Et c’est aussi peut-être cette simplicité qui est le plus « gros » point faible du jeu (et je mets des guillemets parce que c’est pas non plus un si gros problème que ça). Les combats sont un poil répétitifs sur la durée et les animations de préparation de combat et même les animations d’attaque un poil longuettes ont fait qu’il m’arrivait régulièrement pendant les plus petits combats de sortir mon téléphone pour aller sur Twitter. Et je pense que cette petite lassitude n’était pas aidée du fait que la musique ne changeait pas du tout entre la phase d’exploration et de combat, donnant l’impression que ledit combat n’était qu’une formalité et non un petit événement, contrairement aux combats contre les mini-boss et boss où j’étais pleinement concentré sur le jeu grâce au changement de musique.

Et d’ailleurs, ça m’amène aux musiques de Keiichi Okabe qui sont vraiment excellentes ! La musique d’exploration de la première zone est très bonne, même si elle donne l’impression d’être une reprise de Hearthstone au point que ça n’est pas subtil, tandis que le thème des boss est une de mes musiques de jeux préférée de l’année ! Il y a quelques musiques vraiment intéressantes dans la seconde moitié, dont une que l’on aurait pu croire sortie de NieR Automata, même si mon seul regret vient du thème des donjons du style caverne qui est particulièrement soporifique et qui, couplée au fait que ça ne varie pas avec un éventuel thème pour les combats, faisait que les donjons n’étaient pas particulièrement fun à parcourir.
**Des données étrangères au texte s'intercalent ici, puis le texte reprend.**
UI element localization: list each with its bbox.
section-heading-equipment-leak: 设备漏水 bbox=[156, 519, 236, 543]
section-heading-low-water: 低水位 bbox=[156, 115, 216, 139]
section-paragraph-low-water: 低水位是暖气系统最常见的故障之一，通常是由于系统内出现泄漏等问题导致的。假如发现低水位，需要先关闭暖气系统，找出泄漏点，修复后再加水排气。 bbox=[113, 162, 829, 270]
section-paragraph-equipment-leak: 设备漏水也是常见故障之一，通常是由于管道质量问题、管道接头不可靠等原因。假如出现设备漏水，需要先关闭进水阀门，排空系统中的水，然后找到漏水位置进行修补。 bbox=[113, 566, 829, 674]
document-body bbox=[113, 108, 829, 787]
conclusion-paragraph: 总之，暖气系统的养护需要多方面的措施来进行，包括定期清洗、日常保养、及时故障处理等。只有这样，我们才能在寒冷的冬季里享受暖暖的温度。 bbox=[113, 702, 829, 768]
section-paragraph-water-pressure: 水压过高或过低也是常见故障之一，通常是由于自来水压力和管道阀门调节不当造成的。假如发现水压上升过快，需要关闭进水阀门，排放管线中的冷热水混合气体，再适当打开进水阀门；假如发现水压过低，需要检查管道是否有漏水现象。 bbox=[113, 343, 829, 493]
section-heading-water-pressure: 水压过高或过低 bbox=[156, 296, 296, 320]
Pour le coup, une ou deux musiques en plus n’auraient pas été de trop… Enfin.

Et côté graphismes, du fait que tout soit des cartes, tout est très simple, mais c’est d’une efficacité tellement redoutable que ça en devient impressionnant ! Et c’est sans parler de la divine patte de Kimihiko Fujisaka, character designer sur Drakengard et Terra Battle qui ici étale encore une fois tout son talent avec des designs vraiment beaucoup trop cool et pas mal variés et même quelques uns de mes préférés de cette année.

Au final, Voice of Cards : The Isle Dragon Roars est une bonne surprise et un bon moment qui dure pile le temps qu’il faut ! Le scénario se suit vraiment sans déplaisir et possède de très bons twists typiques de Yoko Tarô et le système de combat est aussi simple que bien prenant avec une dose de stratégie clairement pas déplaisante !

Ceci étant dit, du fait de la présentation assez simple du jeu et de sa structure, je ne pense pas que ce jeu sera pour tout le monde et si jamais vous avez des doutes, je ne peux que trop vous recommander de vous pencher sur la démo du jeu qui dure une heure et qui peut vous aider à savoir si le côté un peu répétitif des combats pourrait vous repousser ou non, sachant que le jeu lui-même dure entre 9 et 10 heures pour un premier run. Et au pire, si le prix de 30€ vous rebute un peu, vous pouvez bien imaginer qu’il y aura des baisses de prix dans les prochaines années, vous savez comment ça fonctionne.

Dans tous les cas et pour ceux qui ont moins de doutes, je ne peux que trop vous recommander Voice of Cards ! C’est une petite pépite et une aventure qui se suit sans déplaisir. Un de ces tirages trop rares dans le booster pack du milieu du jeu vidéo et une expérience qui sera chère à votre cœur, à défaut d’être revendue des centaines d’euros sur eBay comme ces foutues cartes Pokémon.